Python for Machine Learning and Data Engineering

Read this if you are new to Machine learning.

In this post, I want to summarize the useful tutorials to learn machine learning using python. Python provides a comprehensive set of tools for ML. iPython Notebook is one of the best tools that I have come across in recent times.

Tools/Packages:

  • Pandas — Importing data and for preprocessing
  • Numpy — Fast, Efficient Matrix manipulations
  • Sklearn — Machine learning toolkit.
  • iPython — Interactive environment to code.

These 2 videos will help you kickstart on iPython and Sklearn

Exploring Machine Learning with Scikit-learn

Diving Deeper into Machine Learning with Scikit-learn

If you are new to python, I would recommend the python course on Udacity

In the meantime, Kaggle also provides good tutorial set to try out python

http://blog.kaggle.com/2013/01/17/getting-started-with-pandas-predicting-sat-scores-for-new-york-city-schools/

http://blog.kaggle.com/2012/07/02/up-and-running-with-python-my-first-kaggle-entry/

If you find any other useful tutorials, please add it to the comment

Beginner’s useful resource for Machine Learning / Data Science

I am new to Machine Learning / Data Science.

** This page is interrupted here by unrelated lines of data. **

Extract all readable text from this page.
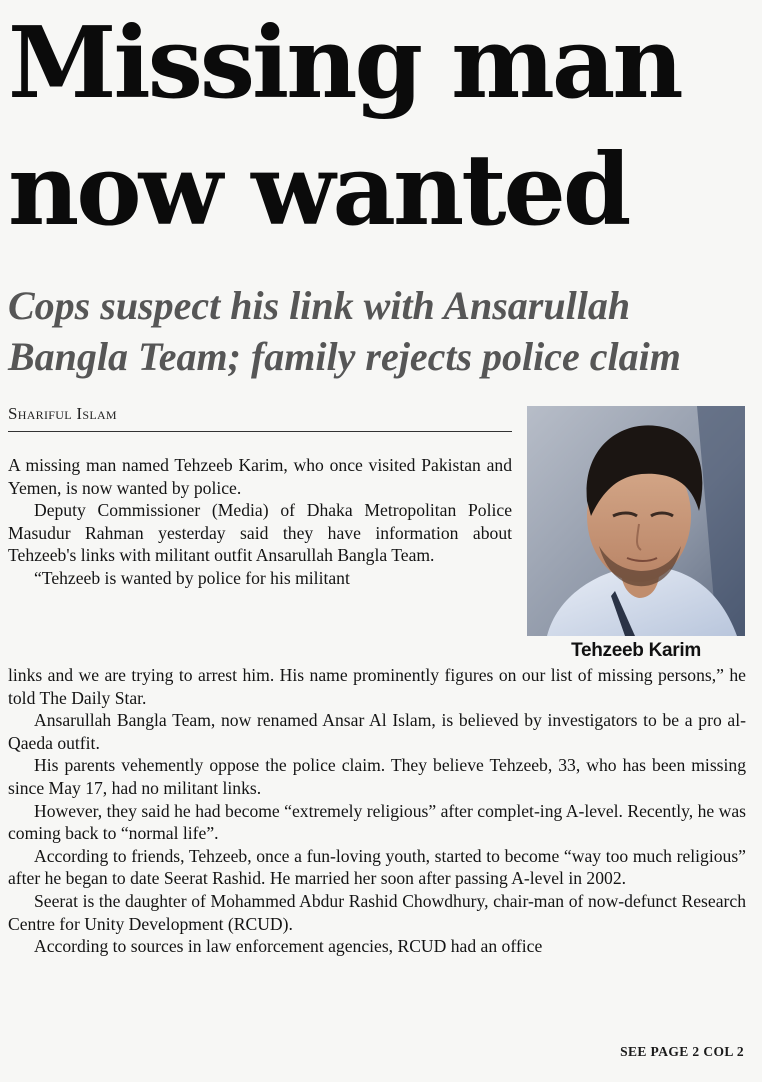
Missing man
now wanted
Cops suspect his link with Ansarullah
Bangla Team; family rejects police claim
Shariful Islam
Tehzeeb Karim

A missing man named Tehzeeb Karim, who once visited Pakistan and Yemen, is now wanted by police.

Deputy Commissioner (Media) of Dhaka Metropolitan Police Masudur Rahman yesterday said they have information about Tehzeeb's links with militant outfit Ansarullah Bangla Team.

“Tehzeeb is wanted by police for his militant

links and we are trying to arrest him. His name prominently figures on our list of missing persons,” he told The Daily Star.

Ansarullah Bangla Team, now renamed Ansar Al Islam, is believed by investigators to be a pro al-Qaeda outfit.

His parents vehemently oppose the police claim. They believe Tehzeeb, 33, who has been missing since May 17, had no militant links.

However, they said he had become “extremely religious” after complet-ing A-level. Recently, he was coming back to “normal life”.

According to friends, Tehzeeb, once a fun-loving youth, started to become “way too much religious” after he began to date Seerat Rashid. He married her soon after passing A-level in 2002.

Seerat is the daughter of Mohammed Abdur Rashid Chowdhury, chair-man of now-defunct Research Centre for Unity Development (RCUD).

According to sources in law enforcement agencies, RCUD had an office

SEE PAGE 2 COL 2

As I searched for more resources to learn ML – the concept, tools, I found these interesting resources.

Complete Machine learning overview : Coursera Machine Learning by Andrew Ng. This is the best place to start learning it from the scratch

Complete Data Science : Data Science from Harvard .

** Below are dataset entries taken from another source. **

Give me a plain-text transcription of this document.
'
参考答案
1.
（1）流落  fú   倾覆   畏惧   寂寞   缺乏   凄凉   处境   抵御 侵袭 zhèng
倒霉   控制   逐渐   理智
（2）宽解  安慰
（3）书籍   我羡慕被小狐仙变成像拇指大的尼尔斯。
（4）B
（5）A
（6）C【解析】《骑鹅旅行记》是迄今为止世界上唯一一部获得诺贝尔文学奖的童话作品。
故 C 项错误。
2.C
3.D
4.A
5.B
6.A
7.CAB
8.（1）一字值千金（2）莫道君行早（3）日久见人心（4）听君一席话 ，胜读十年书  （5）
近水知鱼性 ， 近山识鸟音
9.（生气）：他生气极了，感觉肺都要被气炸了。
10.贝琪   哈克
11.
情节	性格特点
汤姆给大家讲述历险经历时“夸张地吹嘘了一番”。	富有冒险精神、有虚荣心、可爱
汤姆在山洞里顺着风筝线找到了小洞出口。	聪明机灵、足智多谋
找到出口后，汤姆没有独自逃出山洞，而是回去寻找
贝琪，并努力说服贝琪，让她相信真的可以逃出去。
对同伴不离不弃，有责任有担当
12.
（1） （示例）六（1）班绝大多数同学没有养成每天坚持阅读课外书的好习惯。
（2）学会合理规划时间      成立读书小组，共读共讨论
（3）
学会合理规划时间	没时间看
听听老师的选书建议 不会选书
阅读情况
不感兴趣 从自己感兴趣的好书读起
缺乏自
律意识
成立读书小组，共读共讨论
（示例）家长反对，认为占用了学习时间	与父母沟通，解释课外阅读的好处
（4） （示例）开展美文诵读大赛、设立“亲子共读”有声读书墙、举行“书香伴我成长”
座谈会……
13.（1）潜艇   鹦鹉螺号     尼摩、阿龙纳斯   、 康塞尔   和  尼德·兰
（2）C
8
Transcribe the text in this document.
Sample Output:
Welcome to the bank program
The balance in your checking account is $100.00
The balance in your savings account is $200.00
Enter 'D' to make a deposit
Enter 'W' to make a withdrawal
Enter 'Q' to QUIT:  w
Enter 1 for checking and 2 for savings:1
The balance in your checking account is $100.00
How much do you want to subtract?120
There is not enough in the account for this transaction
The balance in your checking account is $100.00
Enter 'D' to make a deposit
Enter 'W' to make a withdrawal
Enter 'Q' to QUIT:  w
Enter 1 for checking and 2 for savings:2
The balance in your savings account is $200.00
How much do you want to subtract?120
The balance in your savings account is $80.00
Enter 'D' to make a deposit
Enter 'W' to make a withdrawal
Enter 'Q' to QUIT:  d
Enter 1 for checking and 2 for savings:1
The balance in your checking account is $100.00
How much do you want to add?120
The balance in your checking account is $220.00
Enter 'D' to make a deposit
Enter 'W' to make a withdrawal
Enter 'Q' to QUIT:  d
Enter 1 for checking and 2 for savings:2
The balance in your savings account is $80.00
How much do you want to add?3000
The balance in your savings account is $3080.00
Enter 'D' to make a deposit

As the name states, the difference between the 2 courses is that the first course is more oriented towards different algorithms for learning from the data, the second course is more oriented towards data collection, data pre-processing and understanding the data.

Tools:

There are a variety of tools/languages that can be used. I have tried Octave, R, Weka, Python, Matlab, Julia. R is one of the widely used in the industry each has its own advantages/disadvantages. Finally I chose to use python since I am more comfortable to python language. (I have tried Octave, R, Weka, Python).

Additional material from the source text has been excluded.